Kevin Hassett, Trump's selection to chair the President's Council of Economic Advisors, has said “The truth is a tax cut like [cutting the statutory corporate income tax from 35% to 20%--DAC] this very conservatively will increase the median wage about $4,000 a year.”   That would result in earnings increases for U.S. workers of about $616 billion per year (based on the current employment level of about 154 million.  While I cannot find an estimate of the number of workers employed by general corporations, what I have found suggests that only around 50% of US workers work for such firms (or around 77 million workers).  And this would suggest that the average increase in earnings of corporate employees would have to rise by about $8,000 per worker.  So here's what I would say--do not count on Hassett's forecast coming true at any time in the foreseeable future.

If U.S. corporations were, in fact paying the statutory rate, and if their profits continued at their 2016 level ($2 trillion), corporate tax liabilities would fall from about $750 billion to about $414 billion.  Since 2011, however, the average effective corporate tax rate has been...about 20%.  Independent estimates of the effect of restructuring the corporate tax rate along the lines being proposed suggest that corporations would see tax reductions of about $200 billion.  
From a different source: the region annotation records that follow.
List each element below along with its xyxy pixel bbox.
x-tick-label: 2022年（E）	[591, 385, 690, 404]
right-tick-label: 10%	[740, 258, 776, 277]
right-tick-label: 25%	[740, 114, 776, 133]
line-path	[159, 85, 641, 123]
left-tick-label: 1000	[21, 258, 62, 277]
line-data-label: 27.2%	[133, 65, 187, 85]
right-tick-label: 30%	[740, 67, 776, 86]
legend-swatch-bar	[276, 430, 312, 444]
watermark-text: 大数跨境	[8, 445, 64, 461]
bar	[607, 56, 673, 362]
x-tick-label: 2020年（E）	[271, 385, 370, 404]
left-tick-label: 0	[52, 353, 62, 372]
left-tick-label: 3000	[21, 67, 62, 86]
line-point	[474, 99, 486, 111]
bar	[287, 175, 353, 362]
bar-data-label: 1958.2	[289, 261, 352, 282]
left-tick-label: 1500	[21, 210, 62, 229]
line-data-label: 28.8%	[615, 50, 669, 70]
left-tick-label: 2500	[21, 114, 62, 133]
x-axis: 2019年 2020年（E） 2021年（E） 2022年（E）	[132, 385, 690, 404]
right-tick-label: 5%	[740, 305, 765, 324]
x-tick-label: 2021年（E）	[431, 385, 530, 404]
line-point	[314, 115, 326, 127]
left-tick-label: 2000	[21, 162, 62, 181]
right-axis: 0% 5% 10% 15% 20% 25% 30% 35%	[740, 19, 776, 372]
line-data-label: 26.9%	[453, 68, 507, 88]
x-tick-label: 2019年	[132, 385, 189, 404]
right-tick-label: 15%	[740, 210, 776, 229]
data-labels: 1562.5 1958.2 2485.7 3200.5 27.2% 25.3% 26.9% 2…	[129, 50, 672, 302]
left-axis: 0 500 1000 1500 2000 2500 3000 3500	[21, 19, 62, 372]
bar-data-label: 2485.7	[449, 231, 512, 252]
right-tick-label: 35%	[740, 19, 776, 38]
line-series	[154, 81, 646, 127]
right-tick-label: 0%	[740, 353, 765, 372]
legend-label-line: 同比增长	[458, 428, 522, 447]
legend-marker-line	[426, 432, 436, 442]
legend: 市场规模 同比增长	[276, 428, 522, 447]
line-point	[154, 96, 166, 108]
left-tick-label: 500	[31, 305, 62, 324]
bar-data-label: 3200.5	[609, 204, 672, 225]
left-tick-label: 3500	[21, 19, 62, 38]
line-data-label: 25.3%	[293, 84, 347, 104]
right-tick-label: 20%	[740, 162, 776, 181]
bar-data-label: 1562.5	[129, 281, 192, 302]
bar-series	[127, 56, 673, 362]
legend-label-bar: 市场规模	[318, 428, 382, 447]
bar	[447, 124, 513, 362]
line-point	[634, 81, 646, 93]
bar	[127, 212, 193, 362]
So there is a real disconnect here.  Hassett's estimate of the effect of the tax cut on worker earnings is about 50% higher than the total receipts from the corporate income tax, and about 3 times the size of other estimates of the corporate tax saving.  Either of those estimates of the relationship between earnings and corporate income tax cuts seems, at best, over-optimistic.  They imply that after-tax corporate income would fall, and no study ever conducted of the incidence of the corporate income tax suggests such an outcome.  And note that this is from a cut in corporate income taxes; the reduction in corporate income tax rates would not directly affect non-corporate entities.

In fact, the number of general corporations in the US has declined by about 1 million since 1986, as alternative forms of organization have increased.  This change has been driven by several factors, but it suggests that corporate income taxes have become of declining importance--and, therefore, that reductions in corporate income tax rates are likely to be less and less important.

We might well conclude that corporate income taxes are an inefficient method or raising revenues.  But to suggest that reducing the existing corporate tax rate would lead to explosive growth in the average earnings of all US workers--or even of the average earnings of corporate employees--is to engage in fantasy.